Le gouvernement échoue aux victimes de violence domestique
Un système qui traite le risque de violence comme un exercice de boîte à tiques échoue trop de femmes et de filles, mais les échecs vont beaucoup plus loin que le système de tableau de bord
L'outil de dépistage principal utilisé pour décider quelles victimes et survivants ont besoin de soutien ont des «problèmes évidents» et devraient être remplacés, a admis le ministre de la sauvegarde du travail, Jess Phillips.
Le Centre de défaillance sur le questionnaire sur la violence, le harcèlement, le harcèlement et la violence «Honor» (Dash). C'est la principale façon dont la police, les services sociaux et les travailleurs de la santé ont évalué les risques depuis 2009.
Ceux qui travaillent dans le secteur ont soulevé de sérieuses inquiétudes concernant le questionnaire. Les femmes ont été assassinées après avoir été évaluées comme «à faible risque».
Phillips dit qu'elle examinera l'ensemble du système soutenant les victimes. Elle prévient que «ne changera pas du jour au lendemain».

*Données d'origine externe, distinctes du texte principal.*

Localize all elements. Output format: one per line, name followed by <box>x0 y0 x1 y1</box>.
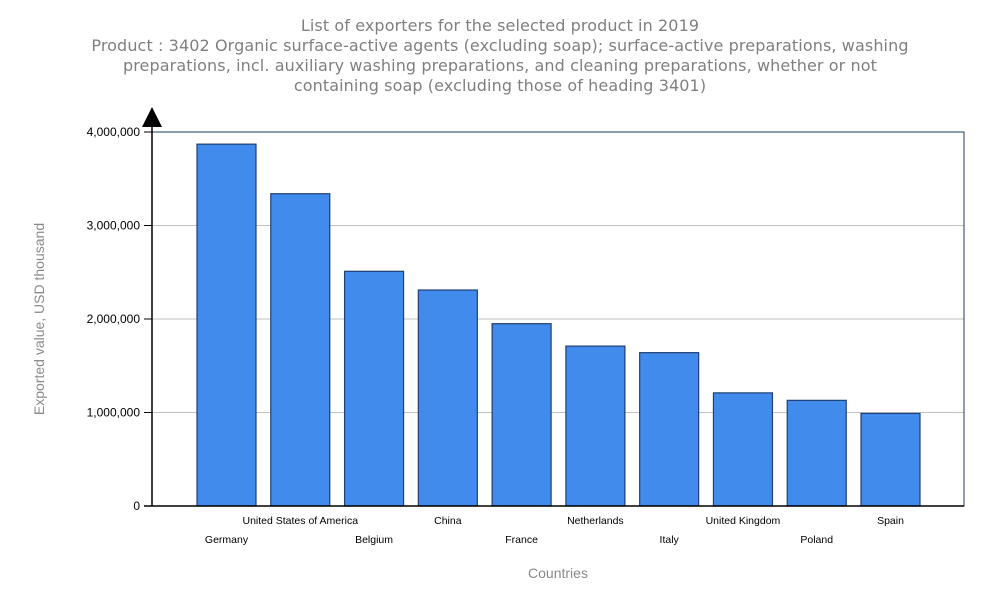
x-tick-label: United Kingdom <box>706 515 781 527</box>
bar-china[interactable] <box>417 289 478 507</box>
x-tick-label: China <box>434 515 462 527</box>
bar-united-states-of-america[interactable] <box>270 193 331 507</box>
bar-italy[interactable] <box>639 352 700 507</box>
y-ticks: 0 1,000,000 2,000,000 3,000,000 4,000,000 <box>87 125 152 513</box>
bar-germany[interactable] <box>196 143 257 507</box>
bar-united-kingdom[interactable] <box>712 392 774 507</box>
x-tick-label: Netherlands <box>567 515 624 527</box>
x-tick-label: France <box>505 534 538 546</box>
x-tick-label: Poland <box>800 534 833 546</box>
y-tick-label: 4,000,000 <box>87 125 141 139</box>
bar-netherlands[interactable] <box>565 345 626 507</box>
bar-belgium[interactable] <box>343 270 405 507</box>
y-tick-label: 1,000,000 <box>87 406 141 420</box>
bar-poland[interactable] <box>786 399 847 507</box>
x-axis-title: Countries <box>528 565 588 581</box>
x-tick-label: Spain <box>877 515 904 527</box>
chart-subtitle-line-2: preparations, incl. auxiliary washing pr… <box>122 56 878 75</box>
bar-spain[interactable] <box>860 412 921 507</box>
x-tick-label: Italy <box>660 534 680 546</box>
chart-title: List of exporters for the selected produ… <box>300 16 700 35</box>
y-tick-label: 3,000,000 <box>87 219 141 233</box>
y-axis-title: Exported value, USD thousand <box>31 223 47 415</box>
bar-france[interactable] <box>491 323 552 507</box>
x-tick-label: United States of America <box>242 515 358 527</box>
x-tick-label: Germany <box>205 534 249 546</box>
chart-subtitle-line-1: Product : 3402 Organic surface-active ag… <box>91 36 909 55</box>
chart-subtitle-line-3: containing soap (excluding those of head… <box>293 76 707 95</box>
x-tick-labels: Germany United States of America Belgium Ch… <box>205 515 904 546</box>
y-tick-label: 2,000,000 <box>87 312 141 326</box>
y-axis-arrow-icon <box>142 107 162 127</box>
y-tick-label: 0 <box>133 499 140 513</box>
bars <box>196 143 921 507</box>
chart-title-block: List of exporters for the selected produ… <box>50 16 950 96</box>
x-tick-label: Belgium <box>355 534 393 546</box>
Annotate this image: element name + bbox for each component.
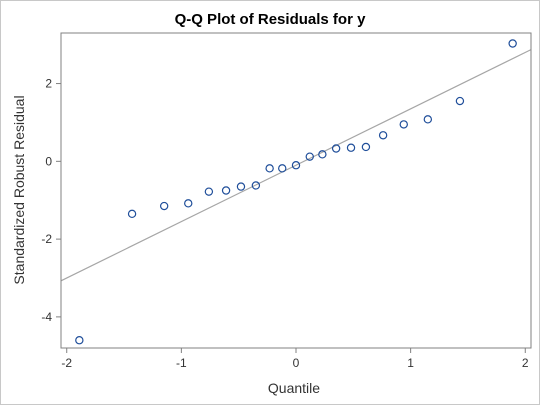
data-point: [221, 186, 231, 195]
axes: -2 -1 0 1 2 -4 -2 0 2: [41, 32, 532, 370]
x-tick-label: -2: [61, 356, 72, 370]
data-point: [236, 182, 246, 191]
data-point: [184, 199, 193, 208]
x-axis-label: Quantile: [268, 380, 320, 396]
data-point: [423, 115, 433, 124]
y-tick-label: 2: [45, 77, 52, 91]
y-tick-label: -2: [41, 232, 52, 246]
data-point: [291, 161, 301, 170]
x-tick-label: -1: [176, 356, 187, 370]
data-point: [251, 181, 261, 190]
plot-area: [61, 39, 531, 345]
data-point: [204, 187, 214, 196]
reference-line: [61, 49, 531, 282]
data-point: [455, 96, 465, 106]
data-point: [159, 201, 169, 211]
data-point: [265, 164, 274, 173]
data-point: [508, 39, 517, 48]
data-point: [318, 150, 327, 159]
x-tick-label: 1: [407, 356, 414, 370]
y-axis-label: Standardized Robust Residual: [11, 95, 27, 284]
y-tick-label: -4: [41, 310, 52, 324]
data-point: [331, 144, 341, 153]
data-point: [378, 131, 388, 140]
data-point: [278, 164, 287, 173]
data-point: [361, 142, 371, 152]
plot-border: [60, 32, 532, 349]
y-tick-label: 0: [45, 154, 52, 168]
data-point: [399, 120, 408, 129]
x-tick-label: 2: [522, 356, 529, 370]
data-point: [127, 209, 137, 219]
data-point: [305, 152, 314, 161]
chart-title: Q-Q Plot of Residuals for y: [175, 11, 367, 28]
x-tick-label: 0: [293, 356, 300, 370]
data-point: [346, 143, 356, 152]
data-point: [75, 336, 84, 345]
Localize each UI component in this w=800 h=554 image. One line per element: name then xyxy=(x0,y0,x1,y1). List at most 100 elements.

Mais les experts savent depuis des années que le système de tableau de bord ne fonctionne pas.
Les études académiques datant de près d'une décennie montrent que Dash ne parvient pas à identifier les victimes à haut risque. Une étude de la London School of Economics publiée en 2020 a révélé que dans près de neuf cas de violence répétés sur 10, les victimes avaient déjà été classées comme risque standard ou moyen par les agents utilisant Dash.
En 2022, un rapport des universités de Manchester et de Séville a analysé les données policières et a constaté que 96% des victimes qui ont été jugées rétrospectivement, car un risque élevé avait été classé précédemment en tant que risque «standard» ou «moyen» par Dash.
Khaola Saleem et sa fille Raneem Oudeh, ont été assassinées par l'ex-partenaire de Raneem en 2018. La sœur de Khaoala, Nour Norris, a déclaré que leur risque avait été rétrogradé «à un exercice de boîte à tick». Ils sont morts à cause des «défaillances du système».
Nour est juste – les échecs vont beaucoup plus loin que le système de tableau de bord.
Il y avait 108 homicides nationaux en Angleterre et au Pays de Galles dans l'année se terminant en mars 2024, selon le Bureau des statistiques nationales.
Quelque 90% des femmes assassinées sont tuées par une famille, des partenaires ou une personne connue de la victime. Et 80% des meurtres ont été commis au domicile de la victime ou de l'agresseur.
Mais le système de justice pénale traite toujours la famille comme un espace privé. Les policiers considèrent la violence domestique comme un problème personnel et non comme un crime violent. Ils refusent souvent d'intervenir et d'ignorer les cris des femmes à l'aide.
Et la police est elle-même responsable de «des niveaux choquants de violence domestique» avec de nombreux auteurs opérant en toute impunité.
Un rapport du Center for Women's Justice détaille les échecs systémiques qui signifient les abus perpétrés par des policiers en congé ne sont pas abordés.
Les policiers esquivent les pénalités malgré de multiples allégations de maltraitance contre eux. Certains sont même promus dans des rôles où ils supervisent la police sur le viol et la violence domestique.
De nombreuses femmes qui se sont présentées disent que l'officier qu'ils accusaient cherchait à les criminaliser en représailles.
Les forces de police ne protègent pas les femmes. C'est une source de sexisme, de violence et de mal.
Le gouvernement a annoncé un nouvel accent sur les soi-disant «tueries d'honneur». Pourquoi n'explore-t-il pas aussi les liens entre le racisme et la misogynie?
L'extrême droite prétend qu'elle veut protéger les femmes et les filles. Mais deux personnes sur cinq arrêtées pour avoir participé à des émeutes de l'été dernier avaient déjà été signalées à la police pour violence domestique.
Les infractions précédentes comprennent des lésions corporelles réelles, des lésions corporelles graves, du harcèlement, une violation de la retenue et des ordonnances de non-moléstation, du contrôle des comportements coercitifs et des dommages criminels. À Rotherham, des émeutiers ont mis le feu à un hôtel d'asile. Sur 75 personnes ont été arrêtées, 35 avaient été signalées pour violence domestique, selon la police du South Yorkshire.
Isabella Lowenthal-ISAACS de l'aide des femmes, a déclaré: «La réalité est que ces actes de violence font partie d'un schéma plus large enraciné dans la même dynamique qui stimule la violence domestique et la violence à l'égard des femmes et des filles – contrôle, coercition et misogynie.»
Le système de tableau de bord n'a pas réussi à protéger les femmes, tout comme l'ensemble du système.